Jika ingin mencari oleh-oleh atau batik khas, aku merekomendasikan mampir ke Desa Pilangbango. Di sana, batik tulis diproduksi dengan cara tradisional, dan beberapa perajin dengan senang hati bercerita tentang motif dan filosofi di balik goresan malam mereka. Aku sempat membeli sehelai kain batik dengan motif “pencak” sebagai kenang-kenangan.

Sore harinya, aku sempat melewati kawasan Umbul Square, tempat wisata keluarga yang lebih modern dengan wahana bermain. Meski bukan tujuanku hari itu, tapi suasananya cukup ramai dan bisa jadi pilihan menarik kalau datang bersama keluarga atau anak-anak.

Madiun mungkin bukan destinasi liburan yang sering disebut di media sosial atau brosur pariwisata. Ia tidak punya pantai biru seperti di selatan, atau puncak-puncak berkabut seperti di utara. Tapi kota ini punya sesuatu yang lebih sulit ditemukan: ketenangan yang tulus dan rasa akrab yang muncul tanpa basa-basi.

Di antara suara klakson becak, canda para ibu penjual, dan langit senja yang merona di atas rel kereta, aku merasakan sesuatu yang selama ini sering dicari tapi jarang ditemukan—rasa pulang, meski aku bukan siapa-siapa di kota ini.

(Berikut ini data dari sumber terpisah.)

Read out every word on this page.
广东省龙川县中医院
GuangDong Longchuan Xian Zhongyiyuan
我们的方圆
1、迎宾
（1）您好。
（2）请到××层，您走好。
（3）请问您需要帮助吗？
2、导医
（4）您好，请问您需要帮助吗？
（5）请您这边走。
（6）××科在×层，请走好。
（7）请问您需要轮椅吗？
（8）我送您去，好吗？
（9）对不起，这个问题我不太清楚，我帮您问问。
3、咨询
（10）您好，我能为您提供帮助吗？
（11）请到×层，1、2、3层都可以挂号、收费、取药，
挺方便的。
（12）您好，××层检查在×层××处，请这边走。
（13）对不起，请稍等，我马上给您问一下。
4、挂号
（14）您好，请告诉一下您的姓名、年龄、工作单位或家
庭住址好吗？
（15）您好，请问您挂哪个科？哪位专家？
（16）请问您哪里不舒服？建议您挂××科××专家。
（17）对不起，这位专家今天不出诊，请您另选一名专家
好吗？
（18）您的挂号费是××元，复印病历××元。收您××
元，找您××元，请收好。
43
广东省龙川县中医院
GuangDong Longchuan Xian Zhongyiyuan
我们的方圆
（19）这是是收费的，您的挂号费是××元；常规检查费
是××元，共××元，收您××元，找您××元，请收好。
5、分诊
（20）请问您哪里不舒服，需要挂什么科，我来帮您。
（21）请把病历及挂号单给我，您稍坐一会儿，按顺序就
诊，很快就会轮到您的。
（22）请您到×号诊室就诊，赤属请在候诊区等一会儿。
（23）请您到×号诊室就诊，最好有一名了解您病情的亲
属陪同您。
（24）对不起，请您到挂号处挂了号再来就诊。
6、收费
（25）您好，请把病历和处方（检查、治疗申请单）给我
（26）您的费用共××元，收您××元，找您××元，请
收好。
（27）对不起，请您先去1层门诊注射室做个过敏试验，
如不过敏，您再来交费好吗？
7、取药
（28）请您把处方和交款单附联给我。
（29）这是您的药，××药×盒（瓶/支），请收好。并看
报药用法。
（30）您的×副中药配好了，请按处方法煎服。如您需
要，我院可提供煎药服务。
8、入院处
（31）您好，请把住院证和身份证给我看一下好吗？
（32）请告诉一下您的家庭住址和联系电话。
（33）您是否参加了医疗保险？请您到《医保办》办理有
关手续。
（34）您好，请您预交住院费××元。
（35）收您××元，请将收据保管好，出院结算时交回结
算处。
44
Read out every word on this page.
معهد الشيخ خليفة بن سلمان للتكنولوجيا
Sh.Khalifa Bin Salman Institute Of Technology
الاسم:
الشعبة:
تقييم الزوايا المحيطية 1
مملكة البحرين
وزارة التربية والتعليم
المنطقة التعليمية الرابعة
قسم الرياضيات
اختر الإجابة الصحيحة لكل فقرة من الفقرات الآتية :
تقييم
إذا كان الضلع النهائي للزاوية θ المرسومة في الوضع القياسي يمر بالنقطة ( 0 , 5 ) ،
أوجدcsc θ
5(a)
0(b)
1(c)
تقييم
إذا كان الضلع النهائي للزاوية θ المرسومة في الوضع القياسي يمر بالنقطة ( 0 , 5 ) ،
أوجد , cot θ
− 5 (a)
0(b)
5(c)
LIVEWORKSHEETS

Madiun bukan tempat untuk dilalui terburu-buru. Kota ini mengajarkan untuk melambat, mencicipi dengan hati, dan mendengarkan suara-suara kecil yang biasanya kita abaikan. Entah itu obrolan nenek-nenek Tionghoa di warung pecel, atau kisah tukang batik di gang sempit yang menyimpan cerita keluarga mereka dalam setiap goresan malam.

Aku tidak tahu kapan akan kembali ke Madiun. Tapi seperti bumbu pecelnya yang tersisa di lidah dan aroma wader goreng yang membekas di ingatan, Madiun telah menetap di sudut kecil hatiku—diam-diam, tapi tak tergantikan.